You can use tools like 'top' to determine
how busy your CPU is vs. how many cores you have, and tools like 'iostat' to 
determine how heavily your disks are
utilized.

- NiFi does perform better with fewer numbers of large FlowFiles instead of 
lots of tiny FlowFiles. You said that your file sizes
range from 1 MB to 60 MB, so that's good. However, if you are using any sort of 
Split processors like SplitText, SplitJson, etc.
then that can certainly degrade performance. Instead try to use the new 
Record-oriented processors in your flow, as they are
able to operate on many records within a single FlowFile without the need to 
split the records up.

- In the Scheduling tab of many of the processors, you can configure the "Run 
Duration" using the slider on the right. Most of
the time setting this value to "25 ms" will yield the best results. For 
processors that do little computation, such as UpdateAttribute,
this can make a really big difference.

- I do see that you configured NiFi to use the VolatileProvenanceRepository. 
Are your FlowFile repository and ContentRepository
on the same disk? If possible, I'd recommend that you use 1 disk for FlowFile 
repository; 1 for the app, logs, etc.; and 1 or more
for the Content Repository. Separating these repositories onto separate disks 
can make a big difference.

You can also look at the Summary table (Click the menu in the top-right corner 
and go to Summary). Then go to the Connections
tab and sort by the "Queue / Size" column. This will help you to see where in 
your flow you have a lot of data queued up. This can
help narrow down the bottlenecks. If you see one or more processors whose 
incoming connections always have a lot of data, then
you may need to give that processor more concurrent tasks in the 
Configure/Settings dialog.

If you are able to share more information about your flow, that will help to 
further offer guidance.

Thanks
-Mark



On Aug 18, 2017, at 8:45 AM, Mike Thomsen 
<[email protected]<mailto:[email protected]>> wrote:

It's very hard to give you any advice without any knowledge of what your data 
looks like and what processors you're using.

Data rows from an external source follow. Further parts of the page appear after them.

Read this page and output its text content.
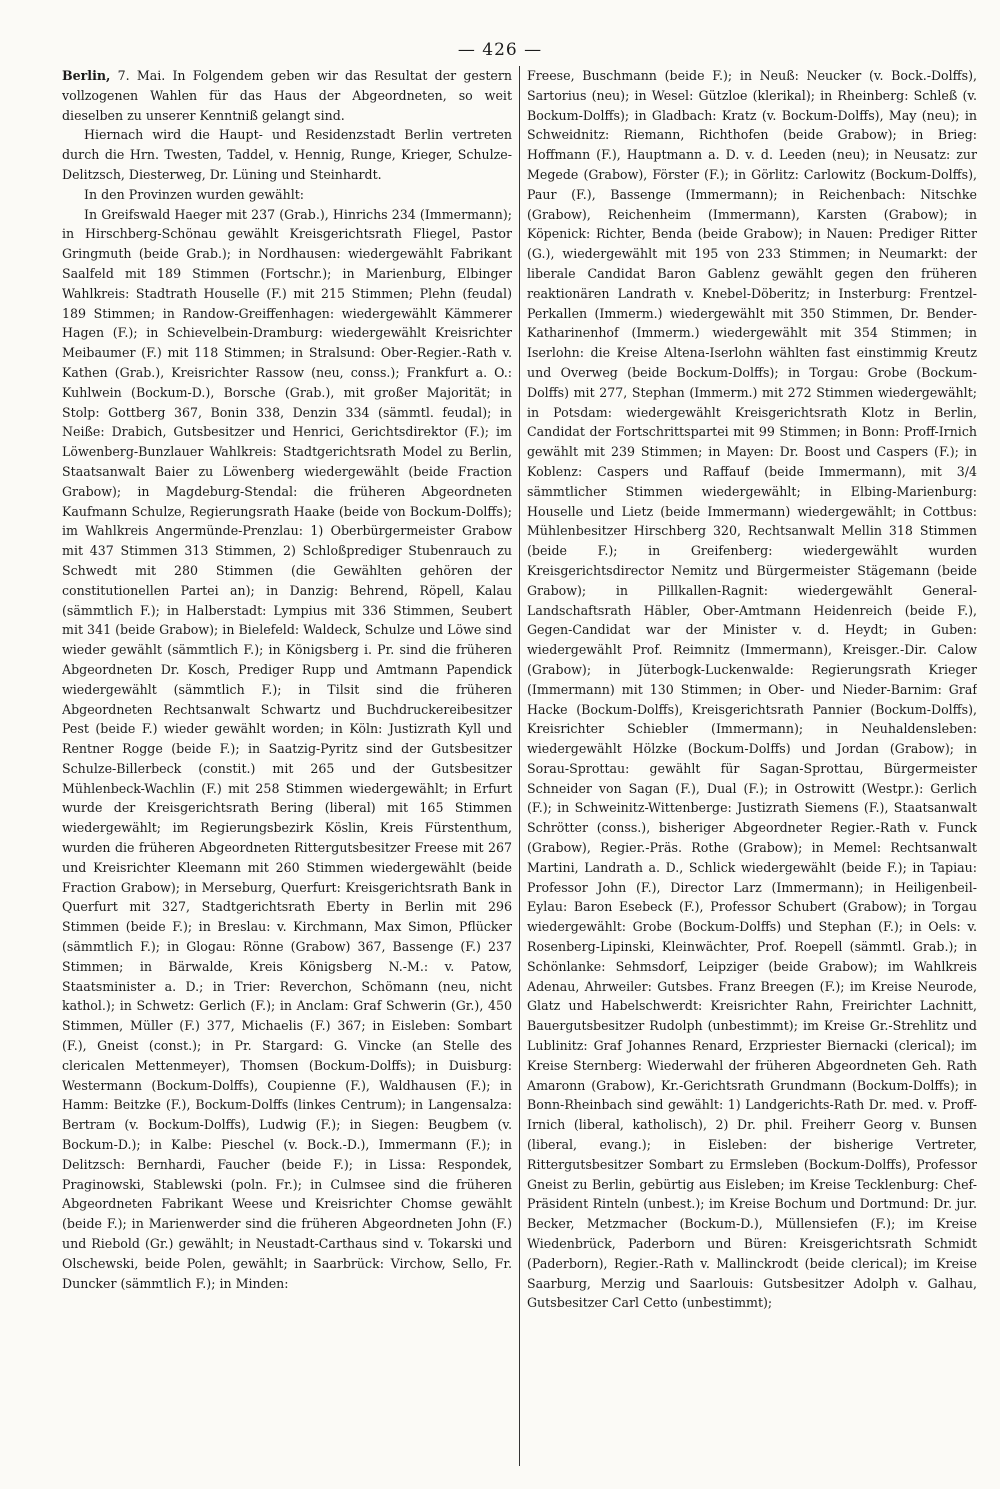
— 426 —

Berlin, 7. Mai. In Folgendem geben wir das Resultat der gestern vollzogenen Wahlen für das Haus der Abgeordneten, so weit dieselben zu unserer Kenntniß gelangt sind.

Hiernach wird die Haupt- und Residenzstadt Berlin vertreten durch die Hrn. Twesten, Taddel, v. Hennig, Runge, Krieger, Schulze-Delitzsch, Diesterweg, Dr. Lüning und Steinhardt.

In den Provinzen wurden gewählt:

In Greifswald Haeger mit 237 (Grab.), Hinrichs 234 (Immermann); in Hirschberg-Schönau gewählt Kreisgerichtsrath Fliegel, Pastor Gringmuth (beide Grab.); in Nordhausen: wiedergewählt Fabrikant Saalfeld mit 189 Stimmen (Fortschr.); in Marienburg, Elbinger Wahlkreis: Stadtrath Houselle (F.) mit 215 Stimmen; Plehn (feudal) 189 Stimmen; in Randow-Greiffenhagen: wiedergewählt Kämmerer Hagen (F.); in Schievelbein-Dramburg: wiedergewählt Kreisrichter Meibaumer (F.) mit 118 Stimmen; in Stralsund: Ober-Regier.-Rath v. Kathen (Grab.), Kreisrichter Rassow (neu, conss.); Frankfurt a. O.: Kuhlwein (Bockum-D.), Borsche (Grab.), mit großer Majorität; in Stolp: Gottberg 367, Bonin 338, Denzin 334 (sämmtl. feudal); in Neiße: Drabich, Gutsbesitzer und Henrici, Gerichtsdirektor (F.); im Löwenberg-Bunzlauer Wahlkreis: Stadtgerichtsrath Model zu Berlin, Staatsanwalt Baier zu Löwenberg wiedergewählt (beide Fraction Grabow); in Magdeburg-Stendal: die früheren Abgeordneten Kaufmann Schulze, Regierungsrath Haake (beide von Bockum-Dolffs); im Wahlkreis Angermünde-Prenzlau: 1) Oberbürgermeister Grabow mit 437 Stimmen 313 Stimmen, 2) Schloßprediger Stubenrauch zu Schwedt mit 280 Stimmen (die Gewählten gehören der constitutionellen Partei an); in Danzig: Behrend, Röpell, Kalau (sämmtlich F.); in Halberstadt: Lympius mit 336 Stimmen, Seubert mit 341 (beide Grabow); in Bielefeld: Waldeck, Schulze und Löwe sind wieder gewählt (sämmtlich F.); in Königsberg i. Pr. sind die früheren Abgeordneten Dr. Kosch, Prediger Rupp und Amtmann Papendick wiedergewählt (sämmtlich F.); in Tilsit sind die früheren Abgeordneten Rechtsanwalt Schwartz und Buchdruckereibesitzer Pest (beide F.) wieder gewählt worden; in Köln: Justizrath Kyll und Rentner Rogge (beide F.); in Saatzig-Pyritz sind der Gutsbesitzer Schulze-Billerbeck (constit.) mit 265 und der Gutsbesitzer Mühlenbeck-Wachlin (F.) mit 258 Stimmen wiedergewählt; in Erfurt wurde der Kreisgerichtsrath Bering (liberal) mit 165 Stimmen wiedergewählt; im Regierungsbezirk Köslin, Kreis Fürstenthum, wurden die früheren Abgeordneten Rittergutsbesitzer Freese mit 267 und Kreisrichter Kleemann mit 260 Stimmen wiedergewählt (beide Fraction Grabow); in Merseburg, Querfurt: Kreisgerichtsrath Bank in Querfurt mit 327, Stadtgerichtsrath Eberty in Berlin mit 296 Stimmen (beide F.); in Breslau: v. Kirchmann, Max Simon, Pflücker (sämmtlich F.); in Glogau: Rönne (Grabow) 367, Bassenge (F.) 237 Stimmen; in Bärwalde, Kreis Königsberg N.-M.: v. Patow, Staatsminister a. D.; in Trier: Reverchon, Schömann (neu, nicht kathol.); in Schwetz: Gerlich (F.); in Anclam: Graf Schwerin (Gr.), 450 Stimmen, Müller (F.) 377, Michaelis (F.) 367; in Eisleben: Sombart (F.), Gneist (const.); in Pr. Stargard: G. Vincke (an Stelle des clericalen Mettenmeyer), Thomsen (Bockum-Dolffs); in Duisburg: Westermann (Bockum-Dolffs), Coupienne (F.), Waldhausen (F.); in Hamm: Beitzke (F.), Bockum-Dolffs (linkes Centrum); in Langensalza: Bertram (v. Bockum-Dolffs), Ludwig (F.); in Siegen: Beugbem (v. Bockum-D.); in Kalbe: Pieschel (v. Bock.-D.), Immermann (F.); in Delitzsch: Bernhardi, Faucher (beide F.); in Lissa: Respondek, Praginowski, Stablewski (poln. Fr.); in Culmsee sind die früheren Abgeordneten Fabrikant Weese und Kreisrichter Chomse gewählt (beide F.); in Marienwerder sind die früheren Abgeordneten John (F.) und Riebold (Gr.) gewählt; in Neustadt-Carthaus sind v. Tokarski und Olschewski, beide Polen, gewählt; in Saarbrück: Virchow, Sello, Fr. Duncker (sämmtlich F.); in Minden:

Freese, Buschmann (beide F.); in Neuß: Neucker (v. Bock.-Dolffs), Sartorius (neu); in Wesel: Gützloe (klerikal); in Rheinberg: Schleß (v. Bockum-Dolffs); in Gladbach: Kratz (v. Bockum-Dolffs), May (neu); in Schweidnitz: Riemann, Richthofen (beide Grabow); in Brieg: Hoffmann (F.), Hauptmann a. D. v. d. Leeden (neu); in Neusatz: zur Megede (Grabow), Förster (F.); in Görlitz: Carlowitz (Bockum-Dolffs), Paur (F.), Bassenge (Immermann); in Reichenbach: Nitschke (Grabow), Reichenheim (Immermann), Karsten (Grabow); in Köpenick: Richter, Benda (beide Grabow); in Nauen: Prediger Ritter (G.), wiedergewählt mit 195 von 233 Stimmen; in Neumarkt: der liberale Candidat Baron Gablenz gewählt gegen den früheren reaktionären Landrath v. Knebel-Döberitz; in Insterburg: Frentzel-Perkallen (Immerm.) wiedergewählt mit 350 Stimmen, Dr. Bender-Katharinenhof (Immerm.) wiedergewählt mit 354 Stimmen; in Iserlohn: die Kreise Altena-Iserlohn wählten fast einstimmig Kreutz und Overweg (beide Bockum-Dolffs); in Torgau: Grobe (Bockum-Dolffs) mit 277, Stephan (Immerm.) mit 272 Stimmen wiedergewählt; in Potsdam: wiedergewählt Kreisgerichtsrath Klotz in Berlin, Candidat der Fortschrittspartei mit 99 Stimmen; in Bonn: Proff-Irnich gewählt mit 239 Stimmen; in Mayen: Dr. Boost und Caspers (F.); in Koblenz: Caspers und Raffauf (beide Immermann), mit 3/4 sämmtlicher Stimmen wiedergewählt; in Elbing-Marienburg: Houselle und Lietz (beide Immermann) wiedergewählt; in Cottbus: Mühlenbesitzer Hirschberg 320, Rechtsanwalt Mellin 318 Stimmen (beide F.); in Greifenberg: wiedergewählt wurden Kreisgerichtsdirector Nemitz und Bürgermeister Stägemann (beide Grabow); in Pillkallen-Ragnit: wiedergewählt General-Landschaftsrath Häbler, Ober-Amtmann Heidenreich (beide F.), Gegen-Candidat war der Minister v. d. Heydt; in Guben: wiedergewählt Prof. Reimnitz (Immermann), Kreisger.-Dir. Calow (Grabow); in Jüterbogk-Luckenwalde: Regierungsrath Krieger (Immermann) mit 130 Stimmen; in Ober- und Nieder-Barnim: Graf Hacke (Bockum-Dolffs), Kreisgerichtsrath Pannier (Bockum-Dolffs), Kreisrichter Schiebler (Immermann); in Neuhaldensleben: wiedergewählt Hölzke (Bockum-Dolffs) und Jordan (Grabow); in Sorau-Sprottau: gewählt für Sagan-Sprottau, Bürgermeister Schneider von Sagan (F.), Dual (F.); in Ostrowitt (Westpr.): Gerlich (F.); in Schweinitz-Wittenberge: Justizrath Siemens (F.), Staatsanwalt Schrötter (conss.), bisheriger Abgeordneter Regier.-Rath v. Funck (Grabow), Regier.-Präs. Rothe (Grabow); in Memel: Rechtsanwalt Martini, Landrath a. D., Schlick wiedergewählt (beide F.); in Tapiau: Professor John (F.), Director Larz (Immermann); in Heiligenbeil-Eylau: Baron Esebeck (F.), Professor Schubert (Grabow); in Torgau wiedergewählt: Grobe (Bockum-Dolffs) und Stephan (F.); in Oels: v. Rosenberg-Lipinski, Kleinwächter, Prof. Roepell (sämmtl. Grab.); in Schönlanke: Sehmsdorf, Leipziger (beide Grabow); im Wahlkreis Adenau, Ahrweiler: Gutsbes. Franz Breegen (F.); im Kreise Neurode, Glatz und Habelschwerdt: Kreisrichter Rahn, Freirichter Lachnitt, Bauergutsbesitzer Rudolph (unbestimmt); im Kreise Gr.-Strehlitz und Lublinitz: Graf Johannes Renard, Erzpriester Biernacki (clerical); im Kreise Sternberg: Wiederwahl der früheren Abgeordneten Geh. Rath Amaronn (Grabow), Kr.-Gerichtsrath Grundmann (Bockum-Dolffs); in Bonn-Rheinbach sind gewählt: 1) Landgerichts-Rath Dr. med. v. Proff-Irnich (liberal, katholisch), 2) Dr. phil. Freiherr Georg v. Bunsen (liberal, evang.); in Eisleben: der bisherige Vertreter, Rittergutsbesitzer Sombart zu Ermsleben (Bockum-Dolffs), Professor Gneist zu Berlin, gebürtig aus Eisleben; im Kreise Tecklenburg: Chef-Präsident Rinteln (unbest.); im Kreise Bochum und Dortmund: Dr. jur. Becker, Metzmacher (Bockum-D.), Müllensiefen (F.); im Kreise Wiedenbrück, Paderborn und Büren: Kreisgerichtsrath Schmidt (Paderborn), Regier.-Rath v. Mallinckrodt (beide clerical); im Kreise Saarburg, Merzig und Saarlouis: Gutsbesitzer Adolph v. Galhau, Gutsbesitzer Carl Cetto (unbestimmt);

On Thu, Aug 17, 2017 at 7:05 PM, Noel Alex Makumuli 
<[email protected]<mailto:[email protected]>> wrote:
Hello guys,

Ever since I tried Apache Nifi, I was amazed with its powerful features and
perfomance.
Every day, I would like to understand and learn more of Nifi and I try to
improve my knowledge of by reading articles and following on the forums.
The applications of nifi have simplied a lot of work as ordinary user and
developer [ I have yet to explore the advance use cases, and i will soon]

Nifi is doing a fantastic job and I am wondering if there anything which I can
do to improve its performance from my current settings.

I have thousands and thousands [ more than many 20million+] files which need
ETL and I am wondering what are the two cents of valuable advice would advice
me on how i can improve the performance [ meaning transform more files per
day/ hour]. The files size ranges from 1MB to 60MB.

My set up is very simple. Everything reside in the same location [ location].
However, i need to know if there is anything i can do to improve the
performance. I am sure there one or two twiks I can do achieve the best
performance. Please kindly do share some valuable tips for me.

<code>
openjdk version "1.8.0_131"
OpenJDK Runtime Environment (build 1.8.0_131-8u131-b11-0ubuntu1.16.04.2-b11)
OpenJDK 64-Bit Server VM (build 25.131-b11, mixed mode)

Nifi 1.3

Server RAM 128 GB
</code>
File open limits..
/etc/security/limits.conf
<code>
*         hard    nofile      500000
*         soft    nofile      500000
root      hard    nofile      500000
root      soft    nofile      500000

session required pam_limits.so
</code>
Anything in particular i am doing wrong in particular..?

Please find the attached files in mail.